FBNH – One of Nigeria’s oldest banks has been one of the best performings in the last year and has lost much of its momentum this year. The stock closed a turbulent June 3% below how it started and is just up 2% year to date.
- During the month, the majority owner of the bank, Femi Otedola, sold down about 2% of the bank’s shares pulling the share price down to just over N8 per share.
- However, it has since recovered back to above N11 per share.
- FBNH had impressive 2022 first-quarter results and indications suggest it will sustain the same momentum when it publishes its half-year in the next few weeks.
- Its PE ratio is just above 2x.
UBA – Nigeria’s leading global bank has struggled to maintain a share price similar to its pairs as it continues to trade at the lowest price compared to other FUGAZ members.
- The stock fell 4% in June and has lost 7% year to date mostly due to profit-taking and sell-on by investors looking to cycle out of stocks.
- UBA price to earnings ratio averages 2.1x based on its trailing twelve months basis, making it one of the cheapest banking stocks out there.
- We do not see any reasons why UBA should be priced this low except that it continues to struggle to attract investor interest.
GT CO – is going through one of the most turbulent years since the bank was listed on the exchange. The bank lost its status as the most valuable bank on the exchange to Zenith Bank and is yet to recover.
- Things got worse this in June after the bank lost 9% of its value, the worst of the FUGAZ.
- On a year-to-date basis, GTCO remains the worst-performing after falling 21% since the start of the year.
- Despite the losses, the stock trades at a price-to-earnings ratio of 3.38x, making it one of the most expensive tier 1 banking stocks.
Access Holding – is known for its brazen acquisitions within and outside Nigeria. Whilst this has made it the number one bank in Africa, it has weighed down on its market value.
- Access Bank has had some wins this year, but things went sideways in June after losing 8% of its market value.
- Year to date the stock is flat at 1% offering its investors zero return in 2022.

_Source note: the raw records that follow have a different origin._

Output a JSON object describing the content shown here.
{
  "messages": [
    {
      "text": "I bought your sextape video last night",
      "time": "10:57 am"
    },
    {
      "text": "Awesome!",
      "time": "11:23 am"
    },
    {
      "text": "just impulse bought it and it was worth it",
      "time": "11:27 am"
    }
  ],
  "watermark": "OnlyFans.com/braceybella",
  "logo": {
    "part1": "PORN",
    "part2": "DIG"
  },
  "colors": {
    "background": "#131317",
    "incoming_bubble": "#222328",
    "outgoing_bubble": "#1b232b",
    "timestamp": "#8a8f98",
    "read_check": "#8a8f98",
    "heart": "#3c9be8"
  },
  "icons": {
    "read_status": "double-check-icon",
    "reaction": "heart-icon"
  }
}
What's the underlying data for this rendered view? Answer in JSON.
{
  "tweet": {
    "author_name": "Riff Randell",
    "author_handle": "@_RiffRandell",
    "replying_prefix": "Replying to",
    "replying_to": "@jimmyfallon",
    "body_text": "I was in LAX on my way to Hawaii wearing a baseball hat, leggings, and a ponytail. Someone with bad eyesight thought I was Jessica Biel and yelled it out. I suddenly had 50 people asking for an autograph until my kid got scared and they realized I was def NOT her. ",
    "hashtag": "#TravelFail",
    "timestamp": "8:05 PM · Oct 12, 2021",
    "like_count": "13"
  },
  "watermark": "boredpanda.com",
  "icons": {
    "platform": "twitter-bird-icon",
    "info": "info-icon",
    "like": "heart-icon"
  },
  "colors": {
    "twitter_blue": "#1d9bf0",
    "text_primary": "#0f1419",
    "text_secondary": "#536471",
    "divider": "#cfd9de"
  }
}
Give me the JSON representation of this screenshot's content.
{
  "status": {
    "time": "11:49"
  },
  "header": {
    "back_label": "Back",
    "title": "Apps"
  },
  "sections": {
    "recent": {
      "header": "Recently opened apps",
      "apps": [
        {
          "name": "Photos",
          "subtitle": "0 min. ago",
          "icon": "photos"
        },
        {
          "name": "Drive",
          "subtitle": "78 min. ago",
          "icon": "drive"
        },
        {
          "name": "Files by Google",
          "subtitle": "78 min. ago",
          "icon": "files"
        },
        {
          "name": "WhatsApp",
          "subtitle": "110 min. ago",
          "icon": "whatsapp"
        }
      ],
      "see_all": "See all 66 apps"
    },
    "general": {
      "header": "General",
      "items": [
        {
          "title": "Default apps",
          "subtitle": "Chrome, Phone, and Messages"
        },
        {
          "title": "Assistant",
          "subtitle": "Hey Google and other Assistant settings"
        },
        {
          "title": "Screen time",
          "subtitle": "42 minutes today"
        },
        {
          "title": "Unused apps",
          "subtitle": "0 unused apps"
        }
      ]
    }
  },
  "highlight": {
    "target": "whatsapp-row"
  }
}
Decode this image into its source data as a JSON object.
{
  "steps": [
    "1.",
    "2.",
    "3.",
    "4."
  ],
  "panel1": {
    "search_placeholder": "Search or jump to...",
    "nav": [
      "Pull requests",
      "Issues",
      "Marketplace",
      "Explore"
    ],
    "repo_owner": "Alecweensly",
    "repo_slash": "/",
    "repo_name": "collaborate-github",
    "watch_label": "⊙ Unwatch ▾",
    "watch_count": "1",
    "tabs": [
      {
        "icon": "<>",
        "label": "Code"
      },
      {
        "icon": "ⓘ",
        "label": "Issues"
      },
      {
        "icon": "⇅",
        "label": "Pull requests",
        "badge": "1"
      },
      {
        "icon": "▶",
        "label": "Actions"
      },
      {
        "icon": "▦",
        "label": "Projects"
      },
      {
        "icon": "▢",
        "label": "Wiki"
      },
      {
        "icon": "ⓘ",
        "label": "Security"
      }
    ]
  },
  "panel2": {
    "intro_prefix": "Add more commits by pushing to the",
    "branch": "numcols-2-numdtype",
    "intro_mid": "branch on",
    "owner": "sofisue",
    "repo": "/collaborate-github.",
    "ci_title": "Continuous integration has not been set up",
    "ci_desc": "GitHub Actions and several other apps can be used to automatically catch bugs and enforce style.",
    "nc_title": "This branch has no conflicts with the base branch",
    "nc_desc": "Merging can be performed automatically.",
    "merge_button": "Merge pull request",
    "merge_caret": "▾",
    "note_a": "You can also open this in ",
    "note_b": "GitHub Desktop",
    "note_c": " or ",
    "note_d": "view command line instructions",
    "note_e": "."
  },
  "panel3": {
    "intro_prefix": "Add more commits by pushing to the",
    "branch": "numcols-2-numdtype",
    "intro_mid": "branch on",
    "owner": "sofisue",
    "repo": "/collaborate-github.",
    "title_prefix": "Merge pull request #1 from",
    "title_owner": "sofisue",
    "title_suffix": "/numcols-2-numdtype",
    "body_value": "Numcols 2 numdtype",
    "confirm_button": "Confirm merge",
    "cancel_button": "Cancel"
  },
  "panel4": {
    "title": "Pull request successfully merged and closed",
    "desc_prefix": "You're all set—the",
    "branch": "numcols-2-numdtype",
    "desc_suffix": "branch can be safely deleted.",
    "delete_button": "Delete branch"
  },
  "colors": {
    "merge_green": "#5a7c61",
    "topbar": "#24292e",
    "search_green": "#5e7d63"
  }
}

- Access Bank also suffers from low valuation multiples with a price-to-earnings ratio of just above 2x.
- One of the major reasons for its low valuation is its dividend yield. Access Bank pays out some of the least dividend yields out there.
Zenith Bank – remains the most valuable bank in Nigeria despite also losing grounds in June to sell-on and profit-taking.
- The bank closed the month 7% lower than it started and now trades at N21.7 closer to its year low.
- Zenith Bank is a highly liquid stock and as such, investors typically cycle in and out when depending on their portfolio stratification.
- The bank is trading at a price-to-earnings ratio of 2.23x, fairly cheap by our estimates.
FBN Holding is the best-performing FUGAZ stock this year so far.